Patients admitted for a first noncomplicated ST-segment-elevation myocardial infarction were prospectively followed up. A total of 440 patients were included. All of them underwent CMR 1 week after admission. CMR-derived LVEF and IS (grams per meter squared) were quantified. AACEs included postdischarge sudden death, sustained ventricular tachycardia, and ventricular fibrillation either documented on ECG or recorded via an implantable cardioverter-defibrillator. Within a median follow-up of 2 years, 11 AACEs (2.5%) were detected: 5 sudden deaths (1.1%) and 6 spontaneous ventricular tachycardia/ventricular fibrillation. In the whole group, AACEs associated with more depressed LVEF (adjusted hazard ratio [95% confidence interval], 0.90 [0.83-0.97]; P<0.01) and larger IS (adjusted hazard ratio [95% confidence interval], 1.06 [1.01-1.12]; P=0.01).
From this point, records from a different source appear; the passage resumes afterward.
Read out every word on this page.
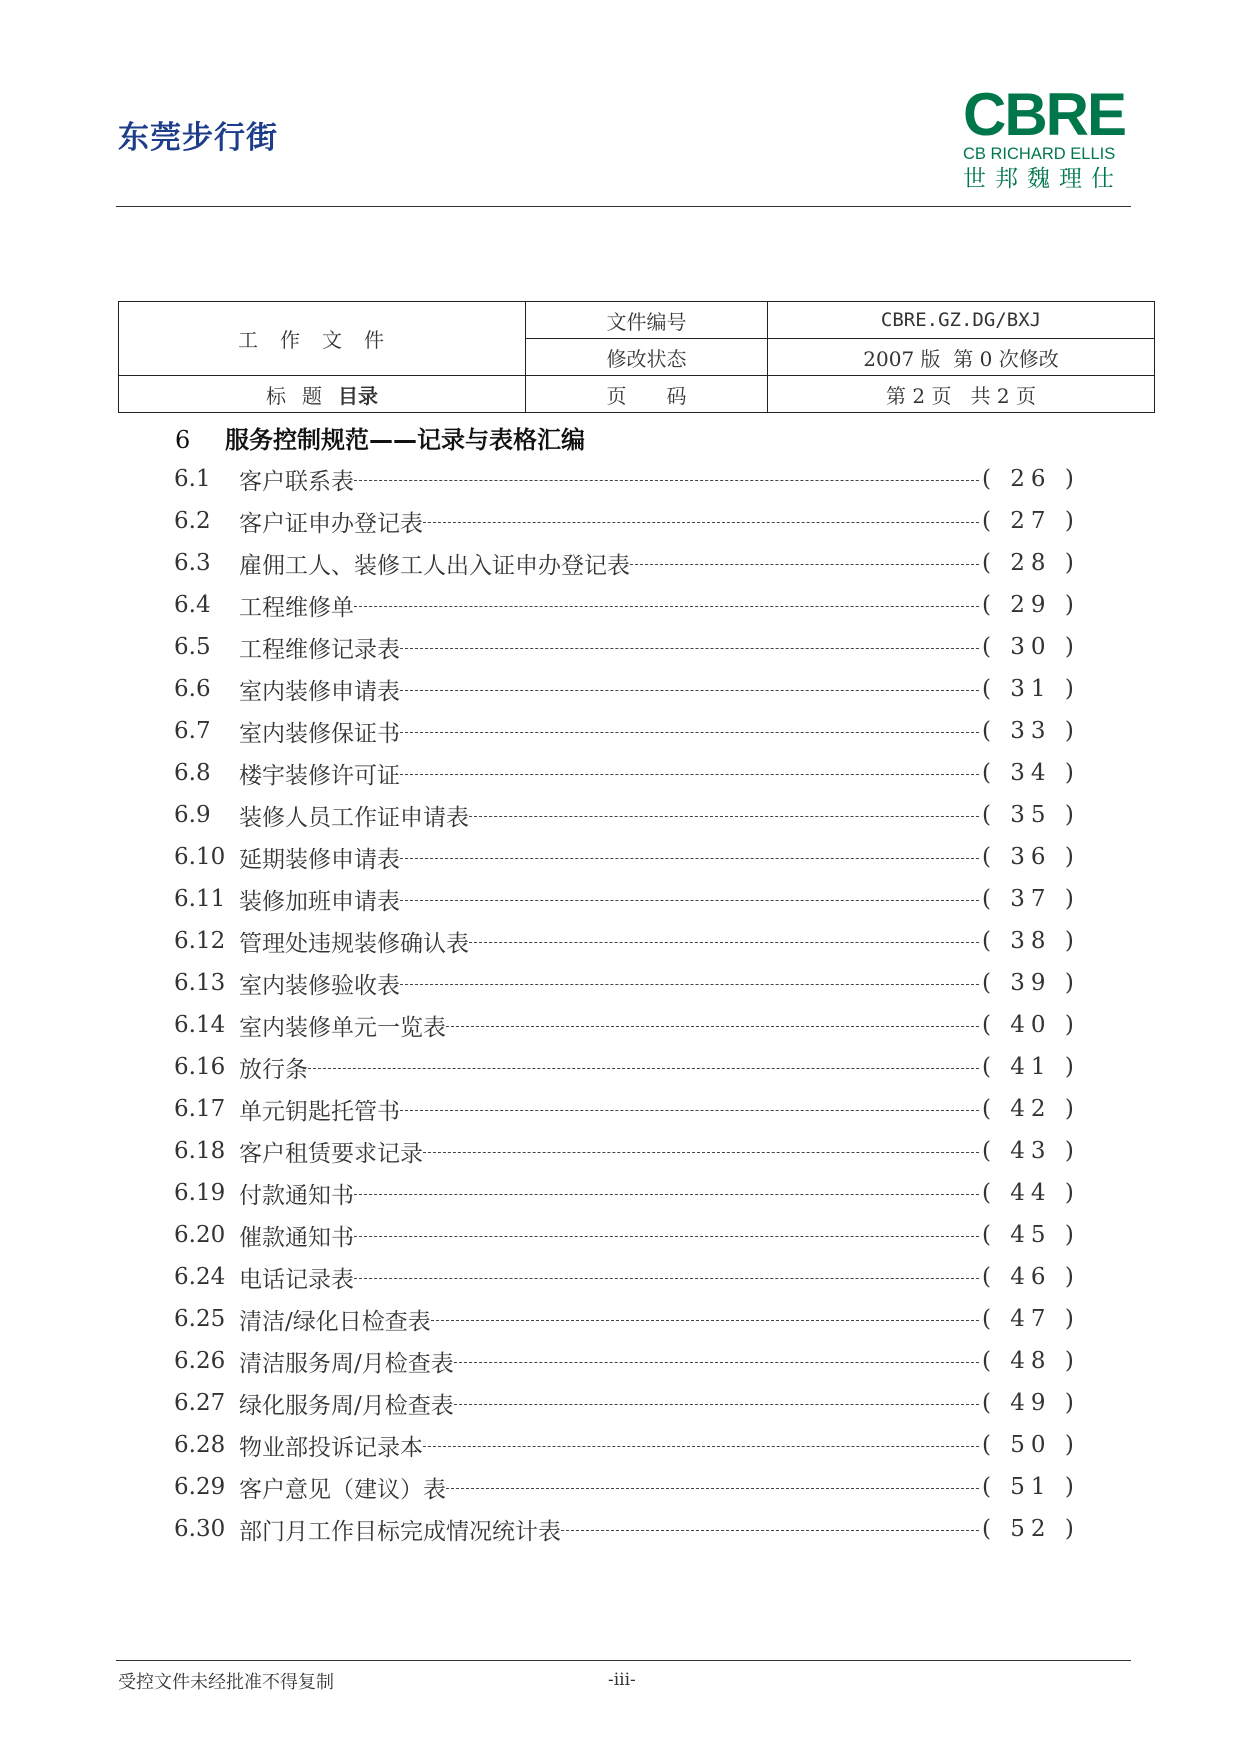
东莞步行街	CBRE
CB RICHARD ELLIS
世邦魏理仕
工作文件	文件编号	CBRE.GZ.DG/BXJ
	修改状态	2007 版  第 0 次修改
标题目录	页码	第 2 页   共 2 页
6 服务控制规范——记录与表格汇编
6.1	客户联系表	( 26 )
6.2	客户证申办登记表	( 27 )
6.3	雇佣工人、装修工人出入证申办登记表	( 28 )
6.4	工程维修单	( 29 )
6.5	工程维修记录表	( 30 )
6.6	室内装修申请表	( 31 )
6.7	室内装修保证书	( 33 )
6.8	楼宇装修许可证	( 34 )
6.9	装修人员工作证申请表	( 35 )
6.10 延期装修申请表	( 36 )
6.11 装修加班申请表	( 37 )
6.12 管理处违规装修确认表	( 38 )
6.13 室内装修验收表	( 39 )
6.14 室内装修单元一览表	( 40 )
6.16 放行条	( 41 )
6.17 单元钥匙托管书	( 42 )
6.18 客户租赁要求记录	( 43 )
6.19 付款通知书	( 44 )
6.20 催款通知书	( 45 )
6.24 电话记录表	( 46 )
6.25 清洁/绿化日检查表	( 47 )
6.26 清洁服务周/月检查表	( 48 )
6.27 绿化服务周/月检查表	( 49 )
6.28 物业部投诉记录本	( 50 )
6.29 客户意见（建议）表	( 51 )
6.30 部门月工作目标完成情况统计表	( 52 )
受控文件未经批准不得复制	-iii-
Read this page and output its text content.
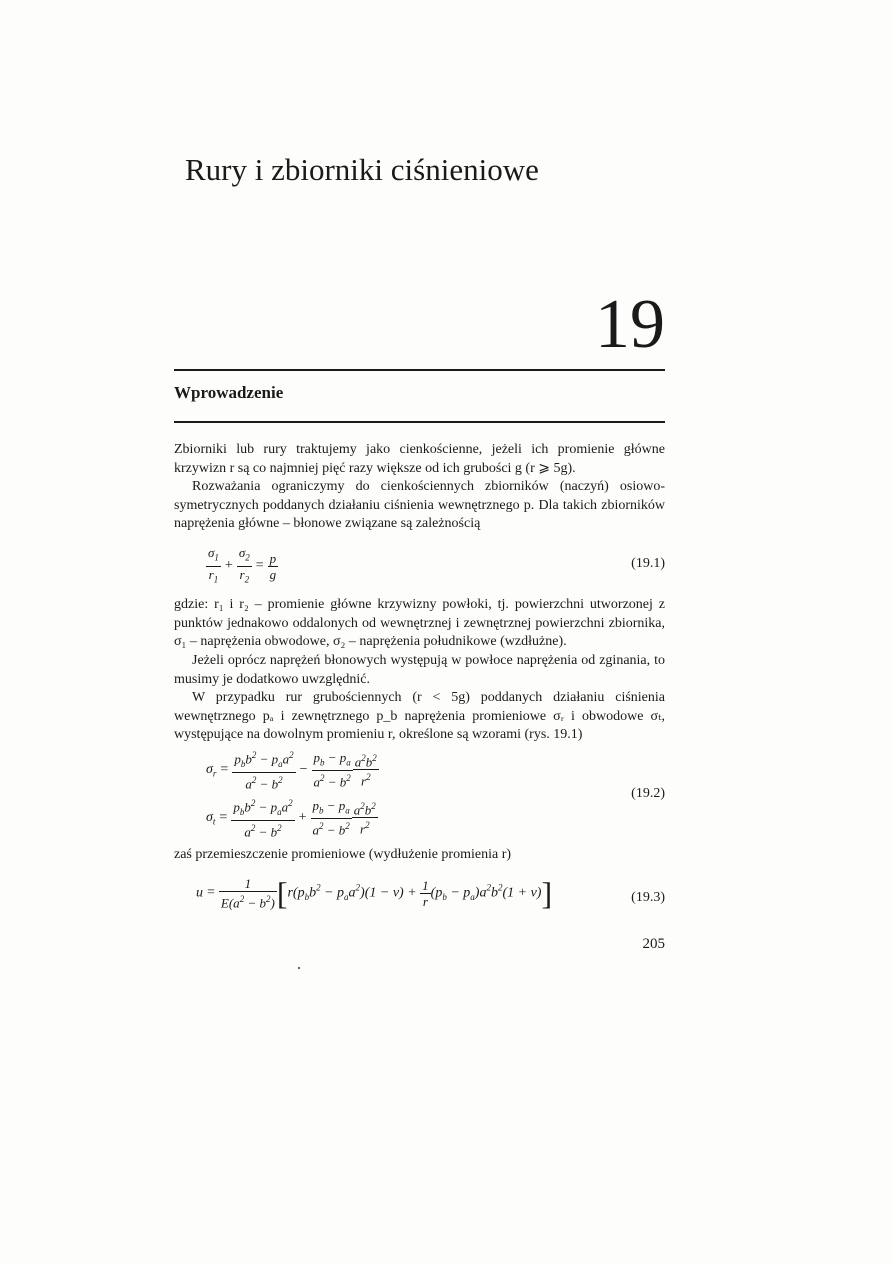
Rury i zbiorniki ciśnieniowe
19
Wprowadzenie
Zbiorniki lub rury traktujemy jako cienkościenne, jeżeli ich promienie główne krzywizn r są co najmniej pięć razy większe od ich grubości g (r ⩾ 5g).
Rozważania ograniczymy do cienkościennych zbiorników (naczyń) osiowo-symetrycznych poddanych działaniu ciśnienia wewnętrznego p. Dla takich zbiorników naprężenia główne – błonowe związane są zależnością
$\frac{\sigma_1}{r_1} + \frac{\sigma_2}{r_2} = \frac{p}{g}$	(19.1)
gdzie: r₁ i r₂ – promienie główne krzywizny powłoki, tj. powierzchni utworzonej z punktów jednakowo oddalonych od wewnętrznej i zewnętrznej powierzchni zbiornika, σ₁ – naprężenia obwodowe, σ₂ – naprężenia południkowe (wzdłużne).
Jeżeli oprócz naprężeń błonowych występują w powłoce naprężenia od zginania, to musimy je dodatkowo uwzględnić.
W przypadku rur grubościennych (r < 5g) poddanych działaniu ciśnienia wewnętrznego pₐ i zewnętrznego p_b naprężenia promieniowe σᵣ i obwodowe σₜ, występujące na dowolnym promieniu r, określone są wzorami (rys. 19.1)
$\sigma_r = \frac{p_bb^2 - p_aa^2}{a^2 - b^2} - \frac{p_b - p_a}{a^2 - b^2} \frac{a^2b^2}{r^2}$
$\sigma_t = \frac{p_bb^2 - p_aa^2}{a^2 - b^2} + \frac{p_b - p_a}{a^2 - b^2} \frac{a^2b^2}{r^2}$
(19.2)
zaś przemieszczenie promieniowe (wydłużenie promienia r)
$u = \frac{1}{E(a^2 - b^2)} [r(p_bb^2 - p_aa^2)(1 - \nu) + \frac{1}{r} (p_b - p_a)a^2b^2(1 + \nu)]$	(19.3)
205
According to the corresponding area under the receiver operating characteristic curve, LVEF ≤36% and IS ≥23.5 g/m(2) best predicted AACEs. The vast majority of AACEs (10/11) occurred in patients with simultaneous depressed LVEF ≤36% and IS ≥23.5 g/m(2) (n=39).

CONCLUSIONS

In the era of reperfusion therapies, occurrence of AACEs in patients with an in-hospital noncomplicated first ST-segment-elevation myocardial infarction is low. In this setting, assessment of an early CMR-derived IS could be useful for further optimization of AACE risk prediction.

摘要

背景

心脏磁共振(CMR)检测的梗死面积(IS)除了左心室射血分数(LVEF)外,还可预测慢性缺血性心脏病不良心律失常心脏事件(AACE),其价值在急性 ST 段抬高型心肌梗死(STEMI)后不久仍不清楚。我们的目的是确定急性 STEMI 后早期 CMR 是否可以改善 AACE 风险预测。

方法和结果

前瞻性随访因首次非复杂 STEMI 入院的患者。共纳入 440 例患者,所有患者均于入院后 1 周行 CMR。量化 CMR 衍生的 LVEF 和 IS(克/米)。AACE 包括出院后猝死、持续性室性心动过速和室颤,通过心电图或植入式心脏复律除颤器记录。中位随访 2 年内,发生 11 例 AACE(2.5%):5 例猝死(1.1%)和 6 例自发性室性心动过速/室颤。在整个组中,AACE 与更低的 LVEF 相关(调整后的危险比[95%置信区间],0.90[0.83-0.97];P<0.01)和更大的 IS(调整后的危险比[95%置信区间],1.06[1.01-1.12];P=0.01)。根据相应的接受者操作特征曲线下面积,LVEF≤36%和 IS≥23.5 g/m(2)最佳预测 AACE。大多数 AACE(10/11)发生在同时存在 LVEF≤36%和 IS≥23.5 g/m(2)的患者中(n=39)。

结论

在再灌注治疗时代,住院期间首次非复杂 STEMI 患者发生 AACE 的概率较低。在此背景下,评估早期 CMR 衍生的 IS 可能有助于进一步优化 AACE 风险预测。